BMI affiliate Craig Richey’s original holiday songs both entertain us and deeply touch the emotions we all struggle with beneath the cheer of the season. This December, BMI is proud to sponsor a special holiday concert where a lucky few will hear firsthand the insightful music of this talented writer, with proceeds benefitting the Project Angel Food fundraiser/toy drive. The show will take place at 7:00 PM Sunday, December 18, at The Hotel Café, 1623 N. Cahuenga Blvd in Los Angeles. Tickets are $15 + an unwrapped gift for a child 0-18 yrs. Doors open 6:30 / 21+.
In addition to the music for this annual show, which has become a staple for the holidays in Los Angeles, Richey has scored numerous independent films, including Lovely & Amazing, Friends With Money, Wonderful World, Girl On A Bicycle, and most recently No Pay, Nudity, starring Gabriel Byrne and Nathan Lane, which opened November 11 and received stellar reviews in Deadline Hollywood, The Hollywood Reporter and the LA Times. Noteworthy documentaries with music by Richey include King of Kong: A Fistful of Quarters, The September Issue and The World According to Dick Cheney.
BMI recently caught up with Richey to ask him a few questions about his upcoming concert. Here’s what he had to say.
What inspired you to write Christmas songs?
It actually was very random. Twenty years ago living in NYC, around the New Year, I was walking down 8th Avenue and saw a little Christmas tree lying in the gutter. It was partially covered with dirty, exhaust-ridden snow, little shreds of tinsel hanging on to the dry, browning pine needles. A far cry from its former glory, it looked so sad. After bringing its life, light, hope and promise into someone’s home, it seemed unfair for it to just be tossed in the gutter. And as I stood there looking at it, a little melody and lyric popped into my head, already fully formed: ‘Little Christmas tree, lying in the street, all your branches full of snow, are you wondering, little evergreen, if you’ll ever get back home?’ And from that moment ‘til now, the songs have never stopped coming. This muse mysteriously found me, and has remained an open channel ever since.
How did the annual concert come to be and why did you decide to make it a charitable event?
As the next holiday season approached, I knew I wanted to present an evening of all the songs I had been writing. One of the songs was called Mother & Child, and in the spirit of that celebration of birth, I decided I wanted to do something to help women and children. So I found an organization in NYC called The Women’s Prison Association whose mission it was to reunite formerly incarcerated women with their children - often a very difficult thing to accomplish. I called and asked if they would be interested in having toys donated to help these women bring Christmas to their kids, and they were elated.

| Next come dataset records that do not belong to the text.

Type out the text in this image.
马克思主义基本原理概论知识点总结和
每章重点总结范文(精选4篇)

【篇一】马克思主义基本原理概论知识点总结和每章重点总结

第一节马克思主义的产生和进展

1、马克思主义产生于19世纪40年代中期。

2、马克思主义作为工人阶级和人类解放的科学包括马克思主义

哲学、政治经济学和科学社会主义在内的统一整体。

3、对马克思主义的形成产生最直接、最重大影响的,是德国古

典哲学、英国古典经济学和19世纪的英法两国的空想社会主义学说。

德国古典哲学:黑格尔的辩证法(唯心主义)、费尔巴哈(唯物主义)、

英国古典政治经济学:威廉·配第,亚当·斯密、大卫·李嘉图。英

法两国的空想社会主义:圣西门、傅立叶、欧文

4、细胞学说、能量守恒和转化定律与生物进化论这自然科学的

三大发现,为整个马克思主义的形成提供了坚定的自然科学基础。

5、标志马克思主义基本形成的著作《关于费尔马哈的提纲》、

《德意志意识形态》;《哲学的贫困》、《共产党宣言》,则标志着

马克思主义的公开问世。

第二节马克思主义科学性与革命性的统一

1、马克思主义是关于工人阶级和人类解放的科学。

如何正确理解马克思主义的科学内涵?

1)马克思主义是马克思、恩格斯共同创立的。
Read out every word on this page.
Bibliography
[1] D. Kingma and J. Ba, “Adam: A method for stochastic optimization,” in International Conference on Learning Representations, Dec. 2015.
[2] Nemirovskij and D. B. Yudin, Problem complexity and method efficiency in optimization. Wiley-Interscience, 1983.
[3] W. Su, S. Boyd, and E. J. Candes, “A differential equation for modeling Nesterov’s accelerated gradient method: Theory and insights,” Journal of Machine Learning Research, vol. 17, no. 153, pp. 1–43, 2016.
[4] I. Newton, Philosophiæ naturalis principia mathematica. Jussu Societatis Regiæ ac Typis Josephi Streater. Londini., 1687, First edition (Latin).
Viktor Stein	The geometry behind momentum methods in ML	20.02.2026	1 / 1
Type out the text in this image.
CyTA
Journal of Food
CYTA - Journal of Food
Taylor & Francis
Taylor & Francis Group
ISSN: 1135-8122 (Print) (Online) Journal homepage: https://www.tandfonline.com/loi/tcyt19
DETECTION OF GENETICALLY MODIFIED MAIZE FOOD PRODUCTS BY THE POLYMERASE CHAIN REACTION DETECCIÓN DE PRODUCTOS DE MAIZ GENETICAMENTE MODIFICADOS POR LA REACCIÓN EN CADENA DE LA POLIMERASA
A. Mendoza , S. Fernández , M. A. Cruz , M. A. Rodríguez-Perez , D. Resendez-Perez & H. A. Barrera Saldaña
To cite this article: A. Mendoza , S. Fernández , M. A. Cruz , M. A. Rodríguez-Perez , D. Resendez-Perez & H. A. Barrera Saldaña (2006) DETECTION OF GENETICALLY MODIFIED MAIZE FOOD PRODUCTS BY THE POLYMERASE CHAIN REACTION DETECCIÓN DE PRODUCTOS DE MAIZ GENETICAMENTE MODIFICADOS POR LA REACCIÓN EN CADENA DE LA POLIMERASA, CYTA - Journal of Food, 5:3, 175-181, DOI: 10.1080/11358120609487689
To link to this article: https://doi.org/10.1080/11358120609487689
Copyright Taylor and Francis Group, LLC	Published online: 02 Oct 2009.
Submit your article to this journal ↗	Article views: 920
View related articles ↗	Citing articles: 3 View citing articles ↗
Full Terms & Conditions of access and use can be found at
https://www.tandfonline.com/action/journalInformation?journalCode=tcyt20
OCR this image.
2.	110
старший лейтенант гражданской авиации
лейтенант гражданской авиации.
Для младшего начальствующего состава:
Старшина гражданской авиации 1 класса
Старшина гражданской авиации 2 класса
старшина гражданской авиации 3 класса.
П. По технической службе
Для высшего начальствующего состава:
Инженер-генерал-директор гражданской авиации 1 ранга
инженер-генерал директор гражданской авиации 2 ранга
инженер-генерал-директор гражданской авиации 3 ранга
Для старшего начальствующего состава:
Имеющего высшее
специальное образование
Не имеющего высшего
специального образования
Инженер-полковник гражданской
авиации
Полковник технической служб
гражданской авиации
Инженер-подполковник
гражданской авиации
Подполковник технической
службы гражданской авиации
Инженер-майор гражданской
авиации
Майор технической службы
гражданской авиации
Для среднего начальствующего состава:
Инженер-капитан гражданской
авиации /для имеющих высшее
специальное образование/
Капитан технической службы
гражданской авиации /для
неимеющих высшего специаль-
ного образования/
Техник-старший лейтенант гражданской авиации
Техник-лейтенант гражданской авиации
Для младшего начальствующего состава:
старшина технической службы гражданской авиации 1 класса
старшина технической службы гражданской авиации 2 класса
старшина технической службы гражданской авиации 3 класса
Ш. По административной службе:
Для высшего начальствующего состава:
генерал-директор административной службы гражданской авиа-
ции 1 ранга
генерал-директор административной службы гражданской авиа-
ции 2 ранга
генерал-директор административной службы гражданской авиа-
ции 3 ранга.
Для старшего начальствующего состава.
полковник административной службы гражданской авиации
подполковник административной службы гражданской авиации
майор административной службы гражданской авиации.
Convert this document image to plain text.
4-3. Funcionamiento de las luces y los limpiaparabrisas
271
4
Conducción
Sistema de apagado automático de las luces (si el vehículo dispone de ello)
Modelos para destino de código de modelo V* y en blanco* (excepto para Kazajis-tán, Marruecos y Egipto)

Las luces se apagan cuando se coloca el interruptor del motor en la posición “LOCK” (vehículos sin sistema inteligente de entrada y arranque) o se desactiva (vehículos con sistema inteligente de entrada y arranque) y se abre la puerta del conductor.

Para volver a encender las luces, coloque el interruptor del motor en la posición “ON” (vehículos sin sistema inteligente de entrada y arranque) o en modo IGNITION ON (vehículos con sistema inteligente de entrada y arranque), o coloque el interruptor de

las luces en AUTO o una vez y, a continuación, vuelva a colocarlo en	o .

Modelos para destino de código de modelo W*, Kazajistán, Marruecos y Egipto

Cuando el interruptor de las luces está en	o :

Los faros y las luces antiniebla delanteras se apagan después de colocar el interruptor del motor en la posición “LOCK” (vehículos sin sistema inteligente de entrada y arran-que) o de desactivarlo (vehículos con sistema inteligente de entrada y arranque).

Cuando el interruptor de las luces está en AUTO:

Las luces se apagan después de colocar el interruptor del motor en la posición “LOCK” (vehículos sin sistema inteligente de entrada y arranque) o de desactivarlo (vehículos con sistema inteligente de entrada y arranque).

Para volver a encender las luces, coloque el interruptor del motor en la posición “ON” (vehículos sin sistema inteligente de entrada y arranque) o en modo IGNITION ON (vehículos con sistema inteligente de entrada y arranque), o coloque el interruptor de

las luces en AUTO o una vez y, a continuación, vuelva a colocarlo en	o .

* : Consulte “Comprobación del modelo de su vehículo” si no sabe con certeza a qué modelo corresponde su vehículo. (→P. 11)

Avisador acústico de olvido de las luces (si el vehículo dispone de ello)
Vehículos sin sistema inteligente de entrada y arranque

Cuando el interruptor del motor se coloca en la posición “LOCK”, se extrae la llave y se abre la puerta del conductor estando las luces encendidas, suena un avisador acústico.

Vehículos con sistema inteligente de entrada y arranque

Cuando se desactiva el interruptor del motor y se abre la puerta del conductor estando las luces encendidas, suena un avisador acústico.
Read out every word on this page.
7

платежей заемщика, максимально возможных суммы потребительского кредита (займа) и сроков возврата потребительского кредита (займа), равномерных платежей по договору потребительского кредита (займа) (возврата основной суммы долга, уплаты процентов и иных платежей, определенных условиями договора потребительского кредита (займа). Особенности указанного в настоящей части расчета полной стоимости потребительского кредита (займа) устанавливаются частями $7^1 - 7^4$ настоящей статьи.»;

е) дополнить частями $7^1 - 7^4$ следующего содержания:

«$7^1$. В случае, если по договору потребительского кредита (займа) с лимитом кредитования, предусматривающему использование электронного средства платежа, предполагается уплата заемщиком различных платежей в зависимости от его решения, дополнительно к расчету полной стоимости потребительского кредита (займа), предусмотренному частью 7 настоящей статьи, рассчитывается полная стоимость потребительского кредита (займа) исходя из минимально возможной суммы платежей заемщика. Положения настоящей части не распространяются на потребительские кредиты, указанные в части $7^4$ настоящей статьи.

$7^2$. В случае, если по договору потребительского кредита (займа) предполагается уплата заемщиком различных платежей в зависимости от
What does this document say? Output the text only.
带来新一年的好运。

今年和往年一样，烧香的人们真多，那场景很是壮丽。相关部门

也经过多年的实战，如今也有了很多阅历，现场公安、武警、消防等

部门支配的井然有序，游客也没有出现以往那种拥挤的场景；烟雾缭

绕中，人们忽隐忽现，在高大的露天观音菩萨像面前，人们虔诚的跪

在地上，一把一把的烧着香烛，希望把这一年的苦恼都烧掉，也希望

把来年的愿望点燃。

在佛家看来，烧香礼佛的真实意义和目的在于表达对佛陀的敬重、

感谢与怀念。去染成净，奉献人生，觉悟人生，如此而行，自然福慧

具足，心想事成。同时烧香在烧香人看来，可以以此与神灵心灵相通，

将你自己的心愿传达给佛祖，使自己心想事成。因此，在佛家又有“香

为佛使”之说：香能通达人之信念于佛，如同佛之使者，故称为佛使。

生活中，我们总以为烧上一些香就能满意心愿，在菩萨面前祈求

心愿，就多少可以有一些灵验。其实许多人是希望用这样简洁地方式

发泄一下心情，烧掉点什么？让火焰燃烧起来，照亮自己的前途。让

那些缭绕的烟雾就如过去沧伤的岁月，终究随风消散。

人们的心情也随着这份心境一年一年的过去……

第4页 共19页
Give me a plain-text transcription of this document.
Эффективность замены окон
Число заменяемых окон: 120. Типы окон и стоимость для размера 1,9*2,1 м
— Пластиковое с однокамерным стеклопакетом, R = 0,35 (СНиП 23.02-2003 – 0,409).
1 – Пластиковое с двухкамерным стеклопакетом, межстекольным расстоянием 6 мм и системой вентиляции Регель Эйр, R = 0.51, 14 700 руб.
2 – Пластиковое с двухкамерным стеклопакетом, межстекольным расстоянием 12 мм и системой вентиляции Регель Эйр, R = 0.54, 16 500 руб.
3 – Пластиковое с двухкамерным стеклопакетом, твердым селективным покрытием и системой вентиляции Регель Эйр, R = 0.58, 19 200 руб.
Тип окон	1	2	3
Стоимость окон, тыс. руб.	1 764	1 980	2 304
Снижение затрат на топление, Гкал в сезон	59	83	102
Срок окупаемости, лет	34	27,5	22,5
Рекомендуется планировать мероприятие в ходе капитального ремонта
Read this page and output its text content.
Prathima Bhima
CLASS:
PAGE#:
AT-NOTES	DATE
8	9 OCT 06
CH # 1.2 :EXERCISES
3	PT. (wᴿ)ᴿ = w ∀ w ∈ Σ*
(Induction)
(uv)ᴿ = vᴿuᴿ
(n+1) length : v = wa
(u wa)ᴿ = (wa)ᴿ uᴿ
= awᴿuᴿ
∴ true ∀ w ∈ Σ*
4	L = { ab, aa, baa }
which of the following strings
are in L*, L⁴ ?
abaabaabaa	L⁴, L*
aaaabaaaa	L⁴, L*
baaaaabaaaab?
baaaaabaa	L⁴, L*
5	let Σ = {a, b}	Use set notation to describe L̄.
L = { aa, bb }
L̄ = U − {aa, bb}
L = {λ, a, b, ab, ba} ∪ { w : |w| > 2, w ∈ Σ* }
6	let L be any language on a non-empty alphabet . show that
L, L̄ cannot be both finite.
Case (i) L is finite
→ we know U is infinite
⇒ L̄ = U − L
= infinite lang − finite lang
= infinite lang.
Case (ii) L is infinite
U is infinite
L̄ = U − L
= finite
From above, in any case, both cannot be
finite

So that is where the ritual of getting the audience to bring toys began. I will never forget renting a van and driving all the toys we’d gathered over to the shelter, and how deeply moving it was to help someone so directly. The looks on their faces, their gratitude…and when I got back in the empty van after unloading everything, I sobbed. I really felt like I was playing Santa Claus. And the ‘Christmas Spirit’, which had been fairly dormant since childhood, returned in full force. Since moving to LA, we’ve been donating to Project Angel Food’s Toy Drive which collects and delivers gifts to children affected by HIV.
The lyrics span so many different aspects of the winter holidays, from the Buddhist-inspired “Two Crows” to the funny and irreverent “Dude, It’s Christmas,” the haunting “Waiting for The Melting Snow” or “I Still Believe in Santa Claus.” Where does this wide array of stories come from? Why do the winter holidays hold so much inspiration for you?
I think for me, beyond the part of all this that I felt I did not consciously choose, it is my reclaiming and reinterpretation of the holidays. And I am told this is how it feels as an audience member, which is humbling. Music always has the power to connect us to spirit. And I feel the universal aspects of the winter holidays are in short supply, not only during the season, but always: love, light, sharing and giving, coming together as a community. I think I long for all of these things and this is such a direct way for me to create this for myself and bring some sort of meaningful ritual back into my life. So everything about it inspires me: all the traditional images of Christmas, the nativity, the reverence in the presence of a newborn child (which is the birthright of all newborns), a spinning dreidel, the light of a bright star, the enduring evergreen shimmering with twinkling lights, candy canes, bonfires, reindeer, pagan rituals, and so forth. And then there is so much humor: I love making fun of all the horrible behavior during the holidays: stressed-out shoppers, drivers on the freeway, people in lines; and then there’s the crazy redneck relatives – distant cousins, aunts and uncles - who I only ever saw on holidays and couldn’t fathom I was related to. (And I adore them).